Measurable facts: I render a 3 sec. crossfade to new track in 8 sec. (bestquality, PAL)
Proc. A works around 85%, Proc.B around 35%, sum around 60% (of 2x1800 Mhz).
Maybe the same speed as a 2gig pentium.
So, why buy a DualAthlon? When I encode to mpeg2 with TMPEG, both processors run 100% and one can forget the rest of the world.
Regards!
kosstheory wrote on 5/25/2002, 1:04 PM
I have gotten excellent results with the following system:

Dual AMD Athlon MP 2000+ processors
ASUS A7M266-D Motherboard
1 GB PC2100 DDR RAM ECC

When Rendering From DV to DV I achieved 100% CPU usage on both CPUs for the duration of the render, which was quite fast! I was in awe! Seeing those frames shoot by on the preview was a sight for sore eyes. I've never seen anything quite so beautiful.

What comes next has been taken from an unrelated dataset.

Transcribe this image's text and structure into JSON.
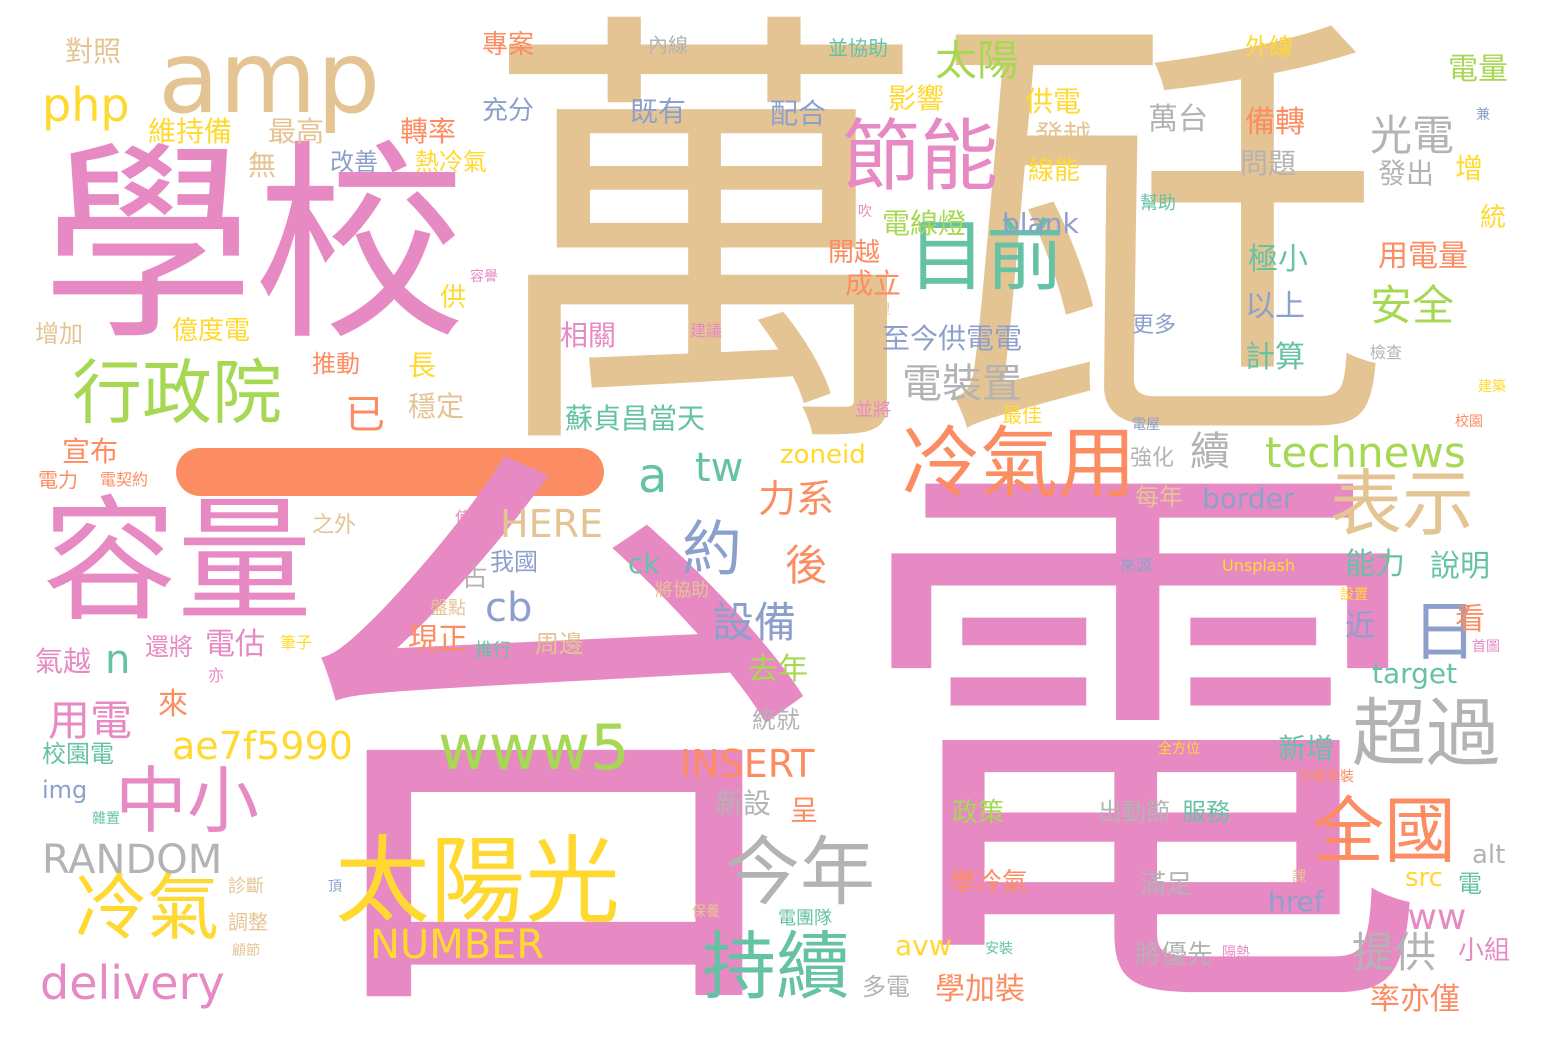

A lot of people say that the AMD Athlon MP processors are not stable enough to compete with the P4s. This baby is rock steady! I can throw anything at it, and it just gobles it up, and keeps on trucking. And I saved hundreds!

One thing that I am a little concerned about is the CPU usage during other types of renders. Like the mpg2 file I'm rendering right now. The CPUs are only being used to 50%. I suppose that the main concept mpeg2 encoder has no optimization for dual cpus? Looking at the performance tab of the task manager, it looks like CPU 1 is at about 80% and 2 seems to vary between 20% and 30%. There was an earlier post that stated that dual processor support for activities other than DV encoding might use one processor for decoding, and one for encoding. I suppose what the performance tab is showing might be proving that this scenario is true.

I hope that future releases of the main concept mpeg2 codec included with vegas will utilize the dual cpu configuration more efficiently. It is a puzzle why 100% of atleast one of the CPUs isn't being employed. As it is 80+20=100. So, I would probably get about the same results with a single CPU when doing anything other than DV encoding. Oh well. Maybe they should advertise it as "Limited" Dual CPU support, until it's further optomized?